C'est ce paradoxe qu'il nous faut résoudre aujourd'hui et en premier sur ce sujet de la biodiversité. Parce qu'il est moins complexe et plus prescripteur que d'autres domaines de la transition écologique, il peut constituer une porte d'entrée pour beaucoup d'entre nous.
 
Ainsi que l'art moderne l'a fait vis-à-vis des beaux-arts sur la question de la forme et de l'esthétique puis l'art contemporain vis-à-vis de l'art moderne sur la signification, il faut progressivement sortir de cette bulle rassurante, plaisante, positive, confortable et pleine de bonnes pensées moralisatrices. Notre peur intrinsèque, qui nous mets dans l'incapacité de regarder, de comprendre et d'accompagner les émotions naturelles qui nous animent, ne doit plus constituer un obstacle pour concevoir un réel récit collectif de résilience. Avec un bémol majeur. Là où l'art contemporain peut se suffire de ne toucher qu'un nombre limité du public, la transition écologique est soumise à l'injonction d'en toucher un maximum.
 
La Science doit enfin faire son propre examen de conscience ! Même si la simplification et les raccourcis ont permis de créer de l'adhésion et de d'élargir l'auditoire, pour autant, elle-aussi a contribué à maintenir notre illusion et à ralentir notre transition. Si elle pouvait se permettre ce luxe auparavant, il n'est plus possible de tenir cette position actuellement ! La Science et la Recherche payent ainsi de ne pas avoir voulu prendre plus sérieusement la question du « pourquoi ? » en se limitant à celle du « comment ? » qui a épuisé l'auditoire par sa complexité croissante. De ne pas avoir voulu comprendre que la question du « pourquoi ? » est importante pour tant de personnes dans le monde et de plus en plus, qu'elle doit être considérée comme une forme de réalité. Réalité moins sur le fond que par les choix et les actions que « les croyances » peuvent orienter, lorsque la majorité des personnes est concernée. La Science pâtit d'avoir valorisé plus les processus que les questions initiales qui en étaient à l'origine. En particulier sur ce que ces questions révèlent de ce que nous sommes individuellement et collectivement.
 
En conclusion, je veux apporter ici des solutions, en commençant par la base qui est l'enseignement. Dès le primaire, la transition écologique ne doit pas constituer une sous-catégorie des thématiques actuelles, car elle les englobe toutes.

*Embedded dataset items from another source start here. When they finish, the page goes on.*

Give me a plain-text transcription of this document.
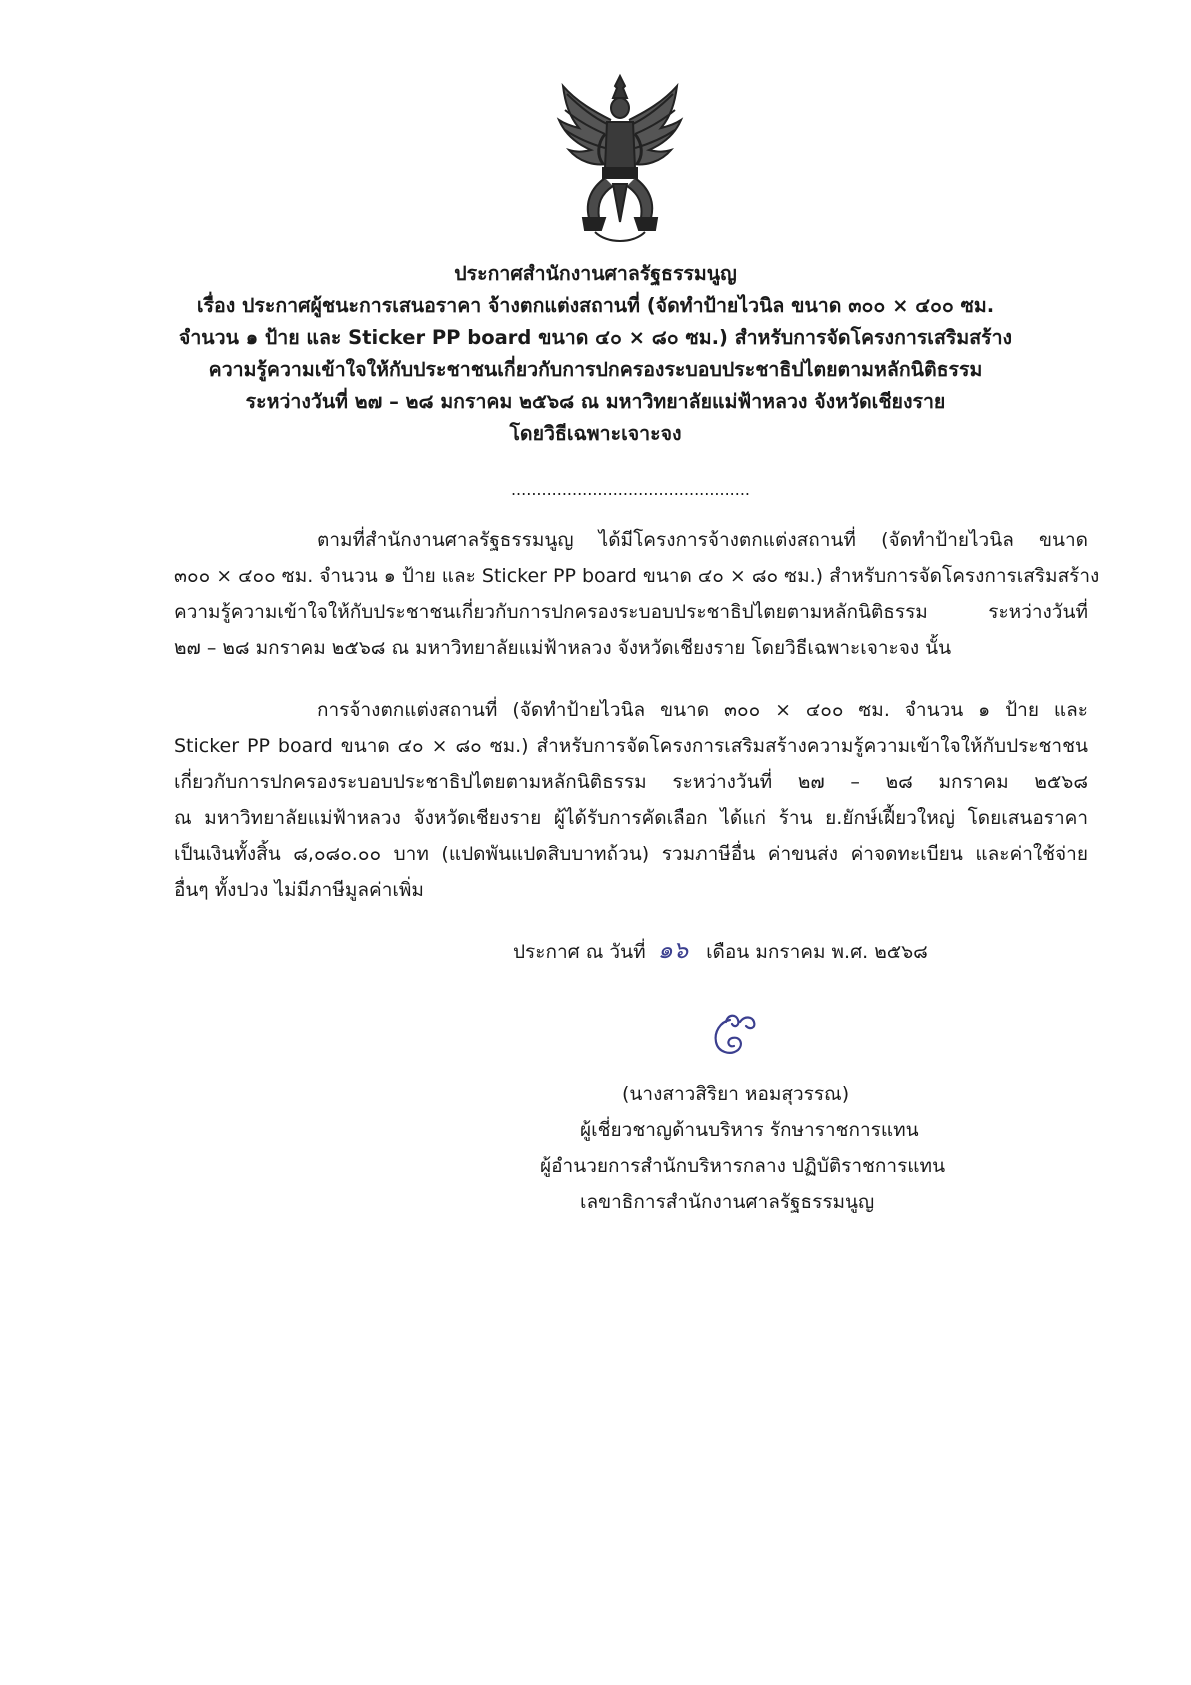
ประกาศสำนักงานศาลรัฐธรรมนูญ
เรื่อง ประกาศผู้ชนะการเสนอราคา จ้างตกแต่งสถานที่ (จัดทำป้ายไวนิล ขนาด ๓๐๐ × ๔๐๐ ซม.
จำนวน ๑ ป้าย และ Sticker PP board ขนาด ๔๐ × ๘๐ ซม.) สำหรับการจัดโครงการเสริมสร้าง
ความรู้ความเข้าใจให้กับประชาชนเกี่ยวกับการปกครองระบอบประชาธิปไตยตามหลักนิติธรรม
ระหว่างวันที่ ๒๗ – ๒๘ มกราคม ๒๕๖๘ ณ มหาวิทยาลัยแม่ฟ้าหลวง จังหวัดเชียงราย
โดยวิธีเฉพาะเจาะจง
...............................................
ตามที่สำนักงานศาลรัฐธรรมนูญ ได้มีโครงการจ้างตกแต่งสถานที่ (จัดทำป้ายไวนิล ขนาด
๓๐๐ × ๔๐๐ ซม. จำนวน ๑ ป้าย และ Sticker PP board ขนาด ๔๐ × ๘๐ ซม.) สำหรับการจัดโครงการเสริมสร้าง
ความรู้ความเข้าใจให้กับประชาชนเกี่ยวกับการปกครองระบอบประชาธิปไตยตามหลักนิติธรรม ระหว่างวันที่
๒๗ – ๒๘ มกราคม ๒๕๖๘ ณ มหาวิทยาลัยแม่ฟ้าหลวง จังหวัดเชียงราย โดยวิธีเฉพาะเจาะจง นั้น
การจ้างตกแต่งสถานที่ (จัดทำป้ายไวนิล ขนาด ๓๐๐ × ๔๐๐ ซม. จำนวน ๑ ป้าย และ
Sticker PP board ขนาด ๔๐ × ๘๐ ซม.) สำหรับการจัดโครงการเสริมสร้างความรู้ความเข้าใจให้กับประชาชน
เกี่ยวกับการปกครองระบอบประชาธิปไตยตามหลักนิติธรรม ระหว่างวันที่ ๒๗ – ๒๘ มกราคม ๒๕๖๘
ณ มหาวิทยาลัยแม่ฟ้าหลวง จังหวัดเชียงราย ผู้ได้รับการคัดเลือก ได้แก่ ร้าน ย.ยักษ์เฝี้ยวใหญ่ โดยเสนอราคา
เป็นเงินทั้งสิ้น ๘,๐๘๐.๐๐ บาท (แปดพันแปดสิบบาทถ้วน) รวมภาษีอื่น ค่าขนส่ง ค่าจดทะเบียน และค่าใช้จ่าย
อื่นๆ ทั้งปวง ไม่มีภาษีมูลค่าเพิ่ม
ประกาศ ณ วันที่ ๑๖ เดือน มกราคม พ.ศ. ๒๕๖๘
(นางสาวสิริยา หอมสุวรรณ)
ผู้เชี่ยวชาญด้านบริหาร รักษาราชการแทน
ผู้อำนวยการสำนักบริหารกลาง ปฏิบัติราชการแทน
เลขาธิการสำนักงานศาลรัฐธรรมนูญ
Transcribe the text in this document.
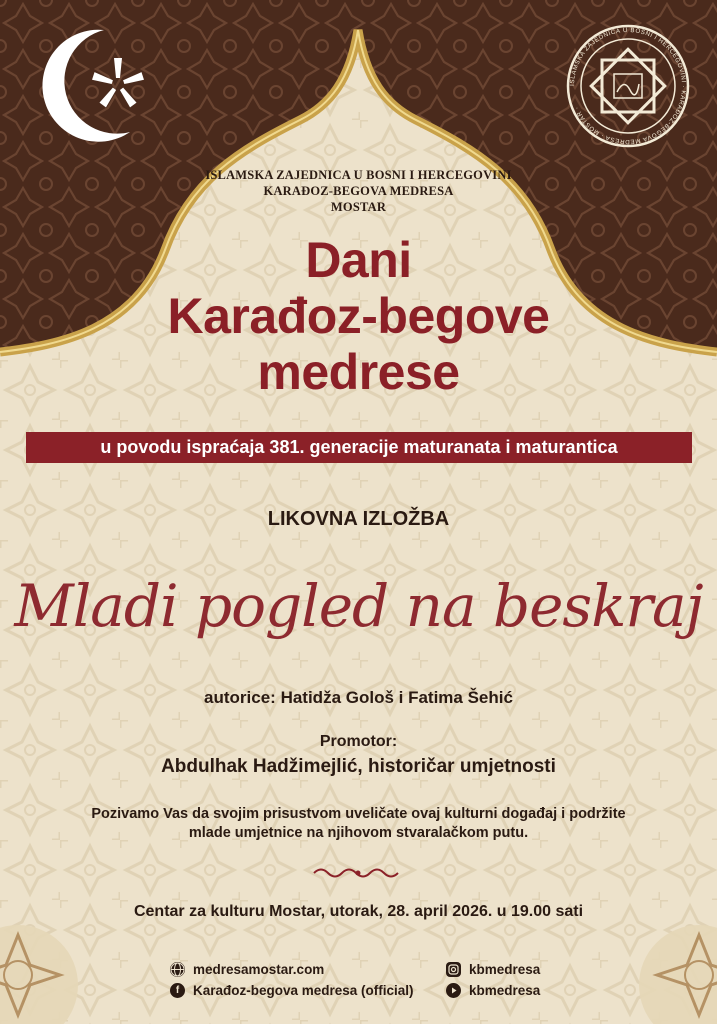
ISLAMSKA ZAJEDNICA U BOSNI I HERCEGOVINI · KARAĐOZ-BEGOVA MEDRESA · MOSTAR ·
ISLAMSKA ZAJEDNICA U BOSNI I HERCEGOVINI
KARAĐOZ-BEGOVA MEDRESA
MOSTAR
Dani
Karađoz-begove
medrese
u povodu ispraćaja 381. generacije maturanata i maturantica
LIKOVNA IZLOŽBA
Mladi pogled na beskraj
autorice: Hatidža Gološ i Fatima Šehić
Promotor:
Abdulhak Hadžimejlić, historičar umjetnosti
Pozivamo Vas da svojim prisustvom uveličate ovaj kulturni događaj i podržite
mlade umjetnice na njihovom stvaralačkom putu.
Centar za kulturu Mostar, utorak, 28. april 2026. u 19.00 sati
medresamostar.com
f	Karađoz-begova medresa (official)
kbmedresa
kbmedresa
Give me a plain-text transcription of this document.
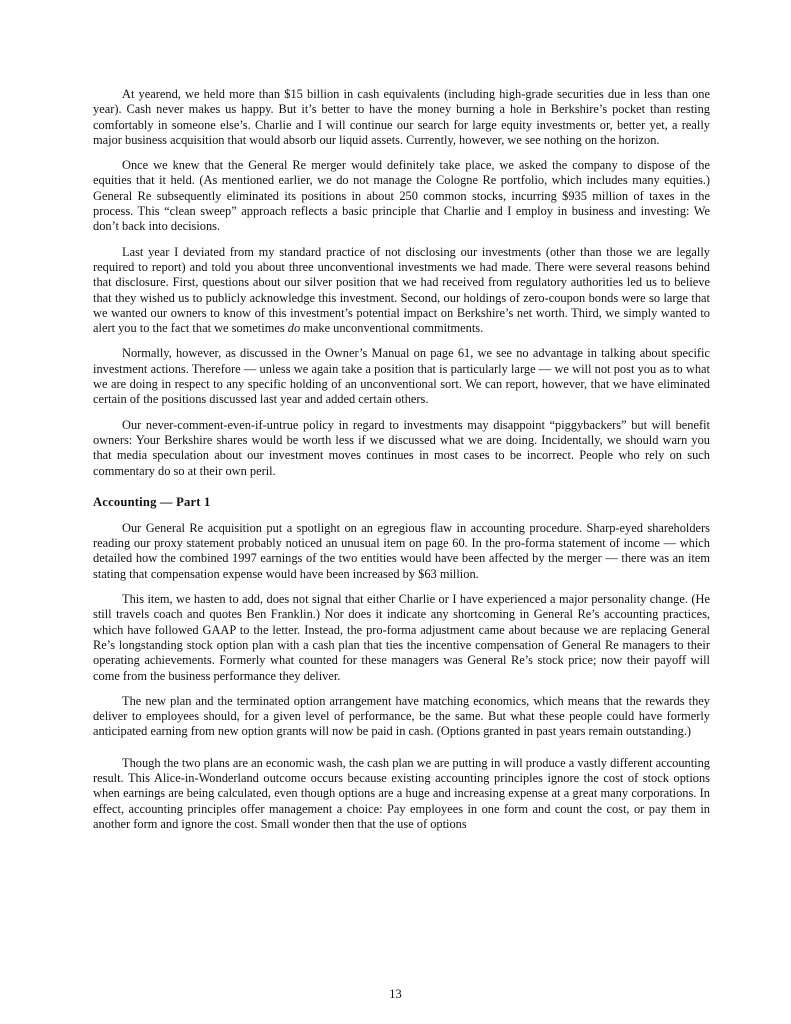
At yearend, we held more than $15 billion in cash equivalents (including high-grade securities due in less than one year). Cash never makes us happy. But it’s better to have the money burning a hole in Berkshire’s pocket than resting comfortably in someone else’s. Charlie and I will continue our search for large equity investments or, better yet, a really major business acquisition that would absorb our liquid assets. Currently, however, we see nothing on the horizon.

Once we knew that the General Re merger would definitely take place, we asked the company to dispose of the equities that it held. (As mentioned earlier, we do not manage the Cologne Re portfolio, which includes many equities.) General Re subsequently eliminated its positions in about 250 common stocks, incurring $935 million of taxes in the process. This “clean sweep” approach reflects a basic principle that Charlie and I employ in business and investing: We don’t back into decisions.

Last year I deviated from my standard practice of not disclosing our investments (other than those we are legally required to report) and told you about three unconventional investments we had made. There were several reasons behind that disclosure. First, questions about our silver position that we had received from regulatory authorities led us to believe that they wished us to publicly acknowledge this investment. Second, our holdings of zero-coupon bonds were so large that we wanted our owners to know of this investment’s potential impact on Berkshire’s net worth. Third, we simply wanted to alert you to the fact that we sometimes do make unconventional commitments.

Normally, however, as discussed in the Owner’s Manual on page 61, we see no advantage in talking about specific investment actions. Therefore — unless we again take a position that is particularly large — we will not post you as to what we are doing in respect to any specific holding of an unconventional sort. We can report, however, that we have eliminated certain of the positions discussed last year and added certain others.

Our never-comment-even-if-untrue policy in regard to investments may disappoint “piggybackers” but will benefit owners: Your Berkshire shares would be worth less if we discussed what we are doing. Incidentally, we should warn you that media speculation about our investment moves continues in most cases to be incorrect. People who rely on such commentary do so at their own peril.

Accounting — Part 1

Our General Re acquisition put a spotlight on an egregious flaw in accounting procedure. Sharp-eyed shareholders reading our proxy statement probably noticed an unusual item on page 60. In the pro-forma statement of income — which detailed how the combined 1997 earnings of the two entities would have been affected by the merger — there was an item stating that compensation expense would have been increased by $63 million.

This item, we hasten to add, does not signal that either Charlie or I have experienced a major personality change. (He still travels coach and quotes Ben Franklin.) Nor does it indicate any shortcoming in General Re’s accounting practices, which have followed GAAP to the letter. Instead, the pro-forma adjustment came about because we are replacing General Re’s longstanding stock option plan with a cash plan that ties the incentive compensation of General Re managers to their operating achievements. Formerly what counted for these managers was General Re’s stock price; now their payoff will come from the business performance they deliver.

The new plan and the terminated option arrangement have matching economics, which means that the rewards they deliver to employees should, for a given level of performance, be the same. But what these people could have formerly anticipated earning from new option grants will now be paid in cash. (Options granted in past years remain outstanding.)

Though the two plans are an economic wash, the cash plan we are putting in will produce a vastly different accounting result. This Alice-in-Wonderland outcome occurs because existing accounting principles ignore the cost of stock options when earnings are being calculated, even though options are a huge and increasing expense at a great many corporations. In effect, accounting principles offer management a choice: Pay employees in one form and count the cost, or pay them in another form and ignore the cost. Small wonder then that the use of options

13
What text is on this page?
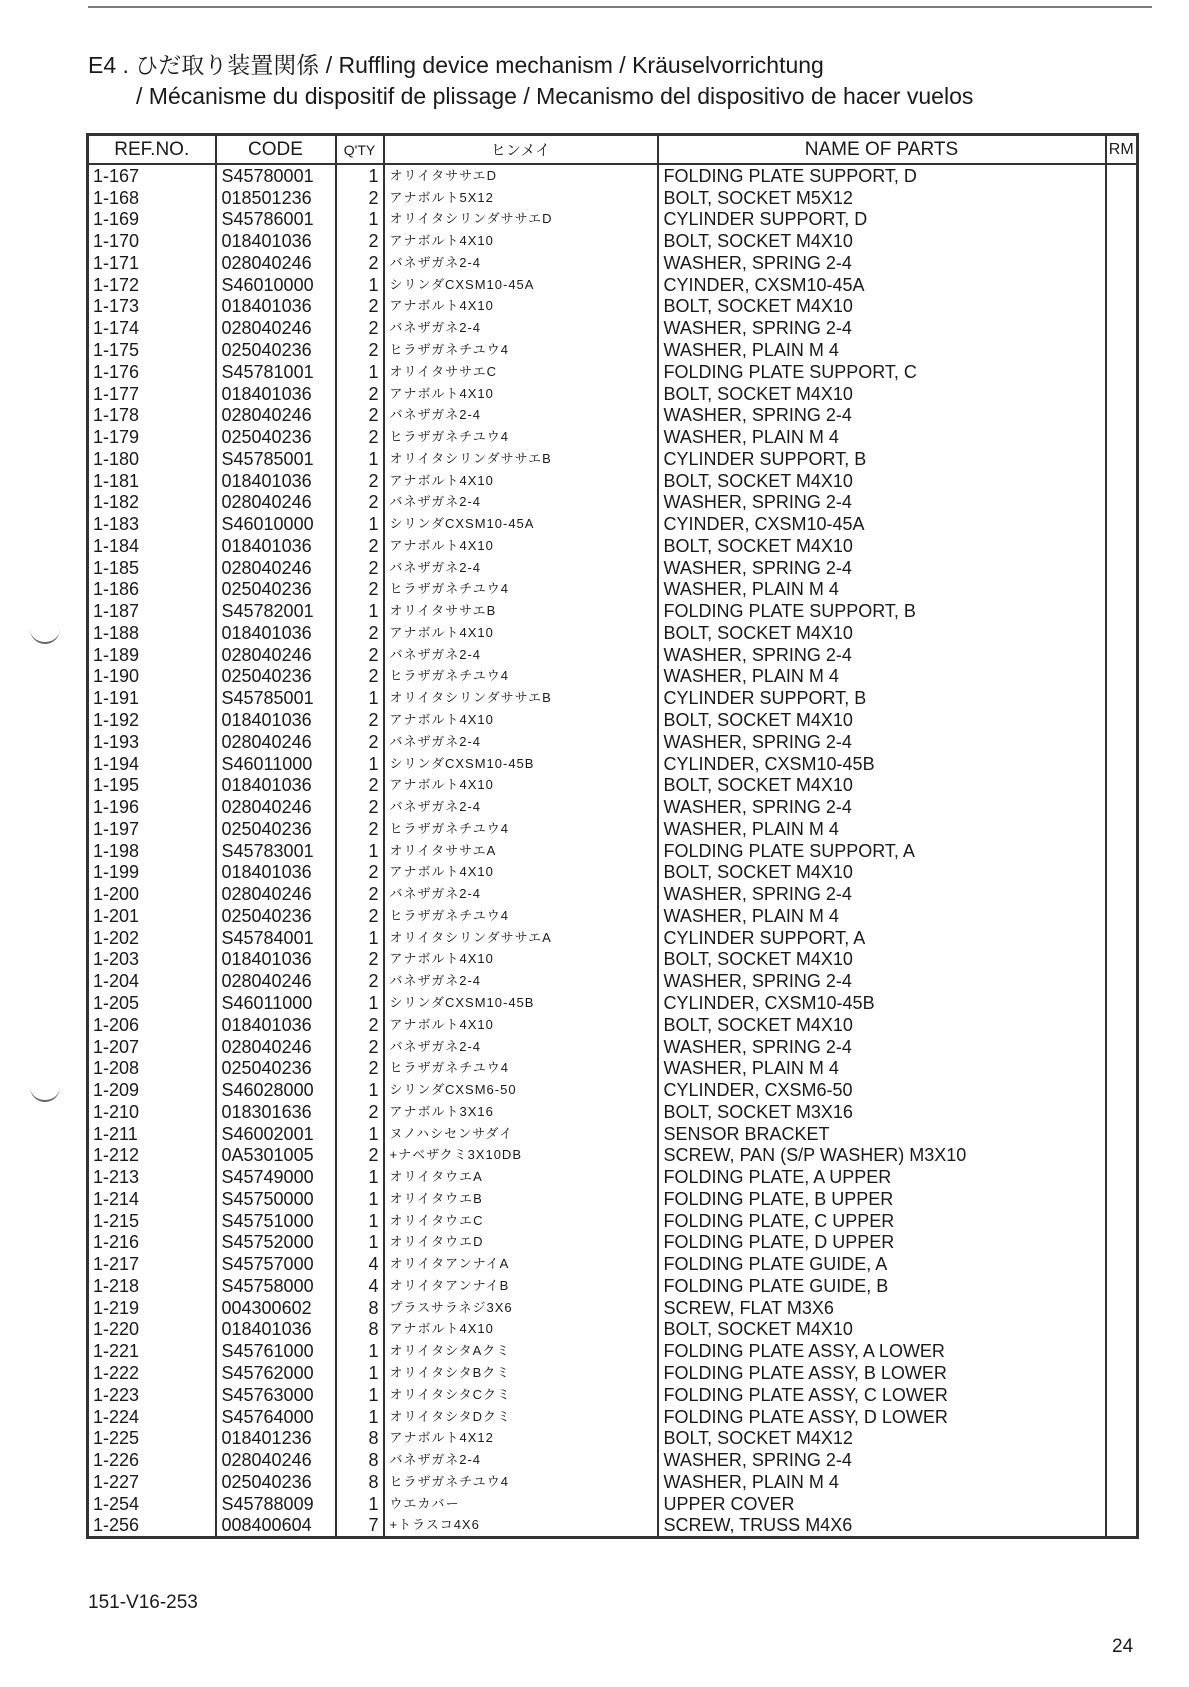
E4 . ひだ取り装置関係 / Ruffling device mechanism / Kräuselvorrichtung
/ Mécanisme du dispositif de plissage / Mecanismo del dispositivo de hacer vuelos
REF.NO.	CODE	Q'TY	ヒンメイ	NAME OF PARTS	RM
1-167	S45780001	1	オリイタササエD	FOLDING PLATE SUPPORT, D	
1-168	018501236	2	アナボルト5X12	BOLT, SOCKET M5X12	
1-169	S45786001	1	オリイタシリンダササエD	CYLINDER SUPPORT, D	
1-170	018401036	2	アナボルト4X10	BOLT, SOCKET M4X10	
1-171	028040246	2	バネザガネ2-4	WASHER, SPRING 2-4	
1-172	S46010000	1	シリンダCXSM10-45A	CYINDER, CXSM10-45A	
1-173	018401036	2	アナボルト4X10	BOLT, SOCKET M4X10	
1-174	028040246	2	バネザガネ2-4	WASHER, SPRING 2-4	
1-175	025040236	2	ヒラザガネチユウ4	WASHER, PLAIN M 4	
1-176	S45781001	1	オリイタササエC	FOLDING PLATE SUPPORT, C	
1-177	018401036	2	アナボルト4X10	BOLT, SOCKET M4X10	
1-178	028040246	2	バネザガネ2-4	WASHER, SPRING 2-4	
1-179	025040236	2	ヒラザガネチユウ4	WASHER, PLAIN M 4	
1-180	S45785001	1	オリイタシリンダササエB	CYLINDER SUPPORT, B	
1-181	018401036	2	アナボルト4X10	BOLT, SOCKET M4X10	
1-182	028040246	2	バネザガネ2-4	WASHER, SPRING 2-4	
1-183	S46010000	1	シリンダCXSM10-45A	CYINDER, CXSM10-45A	
1-184	018401036	2	アナボルト4X10	BOLT, SOCKET M4X10	
1-185	028040246	2	バネザガネ2-4	WASHER, SPRING 2-4	
1-186	025040236	2	ヒラザガネチユウ4	WASHER, PLAIN M 4	
1-187	S45782001	1	オリイタササエB	FOLDING PLATE SUPPORT, B	
1-188	018401036	2	アナボルト4X10	BOLT, SOCKET M4X10	
1-189	028040246	2	バネザガネ2-4	WASHER, SPRING 2-4	
1-190	025040236	2	ヒラザガネチユウ4	WASHER, PLAIN M 4	
1-191	S45785001	1	オリイタシリンダササエB	CYLINDER SUPPORT, B	
1-192	018401036	2	アナボルト4X10	BOLT, SOCKET M4X10	
1-193	028040246	2	バネザガネ2-4	WASHER, SPRING 2-4	
1-194	S46011000	1	シリンダCXSM10-45B	CYLINDER, CXSM10-45B	
1-195	018401036	2	アナボルト4X10	BOLT, SOCKET M4X10	
1-196	028040246	2	バネザガネ2-4	WASHER, SPRING 2-4	
1-197	025040236	2	ヒラザガネチユウ4	WASHER, PLAIN M 4	
1-198	S45783001	1	オリイタササエA	FOLDING PLATE SUPPORT, A	
1-199	018401036	2	アナボルト4X10	BOLT, SOCKET M4X10	
1-200	028040246	2	バネザガネ2-4	WASHER, SPRING 2-4	
1-201	025040236	2	ヒラザガネチユウ4	WASHER, PLAIN M 4	
1-202	S45784001	1	オリイタシリンダササエA	CYLINDER SUPPORT, A	
1-203	018401036	2	アナボルト4X10	BOLT, SOCKET M4X10	
1-204	028040246	2	バネザガネ2-4	WASHER, SPRING 2-4	
1-205	S46011000	1	シリンダCXSM10-45B	CYLINDER, CXSM10-45B	
1-206	018401036	2	アナボルト4X10	BOLT, SOCKET M4X10	
1-207	028040246	2	バネザガネ2-4	WASHER, SPRING 2-4	
1-208	025040236	2	ヒラザガネチユウ4	WASHER, PLAIN M 4	
1-209	S46028000	1	シリンダCXSM6-50	CYLINDER, CXSM6-50	
1-210	018301636	2	アナボルト3X16	BOLT, SOCKET M3X16	
1-211	S46002001	1	ヌノハシセンサダイ	SENSOR BRACKET	
1-212	0A5301005	2	+ナベザクミ3X10DB	SCREW, PAN (S/P WASHER) M3X10	
1-213	S45749000	1	オリイタウエA	FOLDING PLATE, A UPPER	
1-214	S45750000	1	オリイタウエB	FOLDING PLATE, B UPPER	
1-215	S45751000	1	オリイタウエC	FOLDING PLATE, C UPPER	
1-216	S45752000	1	オリイタウエD	FOLDING PLATE, D UPPER	
1-217	S45757000	4	オリイタアンナイA	FOLDING PLATE GUIDE, A	
1-218	S45758000	4	オリイタアンナイB	FOLDING PLATE GUIDE, B	
1-219	004300602	8	プラスサラネジ3X6	SCREW, FLAT M3X6	
1-220	018401036	8	アナボルト4X10	BOLT, SOCKET M4X10	
1-221	S45761000	1	オリイタシタAクミ	FOLDING PLATE ASSY, A LOWER	
1-222	S45762000	1	オリイタシタBクミ	FOLDING PLATE ASSY, B LOWER	
1-223	S45763000	1	オリイタシタCクミ	FOLDING PLATE ASSY, C LOWER	
1-224	S45764000	1	オリイタシタDクミ	FOLDING PLATE ASSY, D LOWER	
1-225	018401236	8	アナボルト4X12	BOLT, SOCKET M4X12	
1-226	028040246	8	バネザガネ2-4	WASHER, SPRING 2-4	
1-227	025040236	8	ヒラザガネチユウ4	WASHER, PLAIN M 4	
1-254	S45788009	1	ウエカバー	UPPER COVER	
1-256	008400604	7	+トラスコ4X6	SCREW, TRUSS M4X6	
151-V16-253
24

A ce titre, elle doit en être le cadre de lecture général, au sein duquel les autres s'intègrent. De même, le travail sur la compréhension par l'élève de ses propres émotions et de ses propres biais cognitifs doit primer pour l'amener dans la compréhension du vivant qui l'entoure et qui l'inclut. Pour aller vers une relation plus naturelle entre ce que nous sommes et la Nature. Les outils de la Culture pouvant constituer des catalyseurs propices à ce cheminement. Les sujets doivent être traités non pas en dehors de l'être humain mais mis en perspective avec ce qui le constitue. Du point de vue de la Culture, dont la mission est de questionner et d'imaginer le monde, entres autres, il conviendrait, en parallèle, que les écoles d'arts et d'architecture s'acculturent autour des questions de sciences et de transition écologique avec des matières spécifiques. Pas uniquement sur les questions de la décarbonation de la Culture et de préférence sans stéréotype et préjugé. Pour finir, les formations universitaires devraient créer des cursus spécifiques de médiateurs, avec une approche pluridisciplinaire mêlant sciences, histoire, philosophie, religions, actualités, technologies, etc. Pour couvrir l'ensemble des sujets de la transition écologique en les mettant en perspective les uns avec les autres.